There are two reasons. 1) Cooked pulp could not be made into paper without removing the black liquor, and 2), the inorganic chemicals in the black liquor can be reused once they are separated.
What is the principle behind countercurrent washing?
Countercurrent washing takes advantage of the fact the very dirty pulp can be washed with somewhat dirty liquor. This allows wash liquor to be reused multiple times.
What is the source of vacuum for most vacuum drum washers?
The vacuum in most drum washers is derived from gravity pulling the filtrate removed from washer down a dropleg.
What are some of the factors which affect the performance of a drum washer?
Some of the factors which affect washer performance are shower and stock temperature, shower flow and distribution, drum speed and vat consistency.
What are three different configurations of brown stock washers?
Washer types include drum, belt, and diffusion washers.

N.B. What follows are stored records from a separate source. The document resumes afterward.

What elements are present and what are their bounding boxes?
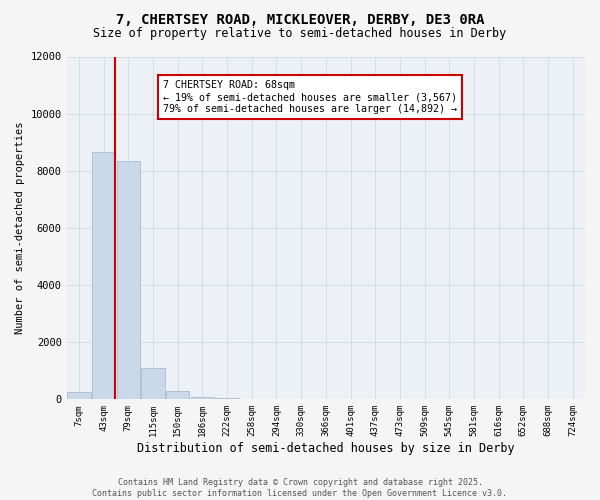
Bar [166,391,190,400]
Bar [67,392,91,400]
Y-axis label: Number of semi-detached properties: Number of semi-detached properties [15,122,25,334]
Text: Contains HM Land Registry data © Crown copyright and database right 2025.
Contai: Contains HM Land Registry data © Crown c… [92,478,508,498]
Text: 7 CHERTSEY ROAD: 68sqm
← 19% of semi-detached houses are smaller (3,567)
79% of : 7 CHERTSEY ROAD: 68sqm ← 19% of semi-det… [163,80,457,114]
Bar [191,396,214,400]
Bar [92,152,115,400]
Bar [142,368,165,400]
Text: Size of property relative to semi-detached houses in Derby: Size of property relative to semi-detach… [94,28,506,40]
Bar [116,161,140,400]
Text: 7, CHERTSEY ROAD, MICKLEOVER, DERBY, DE3 0RA: 7, CHERTSEY ROAD, MICKLEOVER, DERBY, DE3… [116,12,484,26]
X-axis label: Distribution of semi-detached houses by size in Derby: Distribution of semi-detached houses by … [137,442,515,455]
Bar [215,398,239,400]
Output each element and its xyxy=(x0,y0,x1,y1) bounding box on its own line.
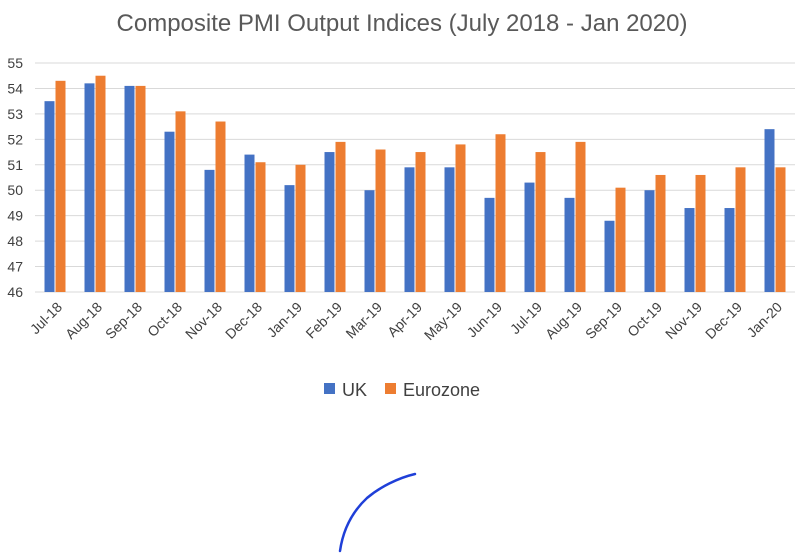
bar-eurozone-oct-18 xyxy=(175,111,186,292)
gridlines xyxy=(35,62,795,293)
x-tick-label: Jul-19 xyxy=(507,299,545,337)
y-tick-label: 50 xyxy=(7,182,23,198)
bar-eurozone-sep-18 xyxy=(135,85,146,293)
bar-eurozone-dec-18 xyxy=(255,162,266,292)
bar-uk-jun-19 xyxy=(484,197,495,292)
y-tick-label: 52 xyxy=(7,131,23,147)
x-tick-label: Aug-18 xyxy=(62,299,105,342)
bar-uk-dec-18 xyxy=(244,154,255,292)
legend-label-uk: UK xyxy=(342,380,367,400)
bar-uk-mar-19 xyxy=(364,190,375,292)
x-tick-label: Nov-18 xyxy=(182,299,225,342)
bar-eurozone-aug-18 xyxy=(95,75,106,292)
y-tick-label: 48 xyxy=(7,233,23,249)
bar-uk-aug-18 xyxy=(84,83,95,292)
bars xyxy=(44,75,786,293)
x-tick-label: Dec-18 xyxy=(222,299,265,342)
legend-label-eurozone: Eurozone xyxy=(403,380,480,400)
bar-uk-feb-19 xyxy=(324,152,335,292)
chart-title: Composite PMI Output Indices (July 2018 … xyxy=(117,10,688,37)
x-tick-label: Mar-19 xyxy=(342,299,385,342)
y-tick-label: 53 xyxy=(7,106,23,122)
bar-eurozone-jan-19 xyxy=(295,164,306,292)
bar-eurozone-sep-19 xyxy=(615,187,626,292)
legend: UK Eurozone xyxy=(324,380,480,400)
x-tick-label: Nov-19 xyxy=(662,299,705,342)
legend-swatch-uk xyxy=(324,383,335,394)
x-tick-label: Apr-19 xyxy=(384,299,425,340)
bar-uk-jul-19 xyxy=(524,182,535,292)
x-tick-label: Sep-19 xyxy=(582,299,625,342)
bar-eurozone-jul-19 xyxy=(535,152,546,292)
bar-uk-jul-18 xyxy=(44,101,55,293)
bar-eurozone-aug-19 xyxy=(575,141,586,292)
x-tick-label: May-19 xyxy=(421,299,465,343)
bar-eurozone-feb-19 xyxy=(335,141,346,292)
bar-eurozone-nov-19 xyxy=(695,174,706,292)
bar-uk-nov-19 xyxy=(684,208,695,292)
bar-eurozone-jul-18 xyxy=(55,80,66,292)
y-tick-label: 54 xyxy=(7,80,23,96)
bar-eurozone-may-19 xyxy=(455,144,466,292)
bar-uk-sep-18 xyxy=(124,85,135,293)
x-tick-label: Oct-19 xyxy=(624,299,665,340)
bar-eurozone-oct-19 xyxy=(655,174,666,292)
bar-uk-apr-19 xyxy=(404,167,415,292)
bar-uk-oct-18 xyxy=(164,131,175,292)
x-tick-label: Feb-19 xyxy=(302,299,345,342)
x-tick-label: Jun-19 xyxy=(464,299,506,341)
bar-eurozone-mar-19 xyxy=(375,149,386,292)
y-tick-label: 51 xyxy=(7,157,23,173)
y-tick-label: 55 xyxy=(7,55,23,71)
x-tick-label: Jul-18 xyxy=(27,299,65,337)
bar-uk-sep-19 xyxy=(604,220,615,292)
y-tick-label: 49 xyxy=(7,208,23,224)
x-tick-label: Sep-18 xyxy=(102,299,145,342)
x-tick-label: Aug-19 xyxy=(542,299,585,342)
bar-uk-nov-18 xyxy=(204,169,215,292)
y-tick-label: 46 xyxy=(7,284,23,300)
x-tick-label: Dec-19 xyxy=(702,299,745,342)
x-tick-label: Oct-18 xyxy=(144,299,185,340)
bar-uk-oct-19 xyxy=(644,190,655,292)
bar-eurozone-jan-20 xyxy=(775,167,786,292)
bar-eurozone-nov-18 xyxy=(215,121,226,293)
x-axis-ticks: Jul-18Aug-18Sep-18Oct-18Nov-18Dec-18Jan-… xyxy=(27,299,785,343)
bar-uk-jan-19 xyxy=(284,185,295,292)
y-tick-label: 47 xyxy=(7,259,23,275)
bar-uk-may-19 xyxy=(444,167,455,292)
legend-swatch-eurozone xyxy=(385,383,396,394)
hand-drawn-curve xyxy=(338,472,417,553)
bar-uk-aug-19 xyxy=(564,197,575,292)
bar-uk-dec-19 xyxy=(724,208,735,292)
bar-eurozone-apr-19 xyxy=(415,152,426,292)
x-tick-label: Jan-20 xyxy=(744,299,786,341)
bar-eurozone-dec-19 xyxy=(735,167,746,292)
bar-uk-jan-20 xyxy=(764,129,775,292)
bar-eurozone-jun-19 xyxy=(495,134,506,292)
x-tick-label: Jan-19 xyxy=(264,299,306,341)
y-axis-ticks: 46 47 48 49 50 51 52 53 54 55 xyxy=(7,55,23,300)
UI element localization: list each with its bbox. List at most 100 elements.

Below is a transcript of the video sample provided for this module:
The most common brown stock washing system uses a series of vacuum drum washers. The primary element of a vacuum drum washer is a large compartmentalized cylinder or drum, which has its outer surface covered with a fine mesh. This drum is partially submerged in a vat filled with diluted pulp. As the drum slowly turns through the pulp suspension in the vat, a partial vacuum within the drum causes a mat of fiber to form on the surface as liquor is pulled into the drum. Once out of the vat, liquor continues to be pulled from the mat.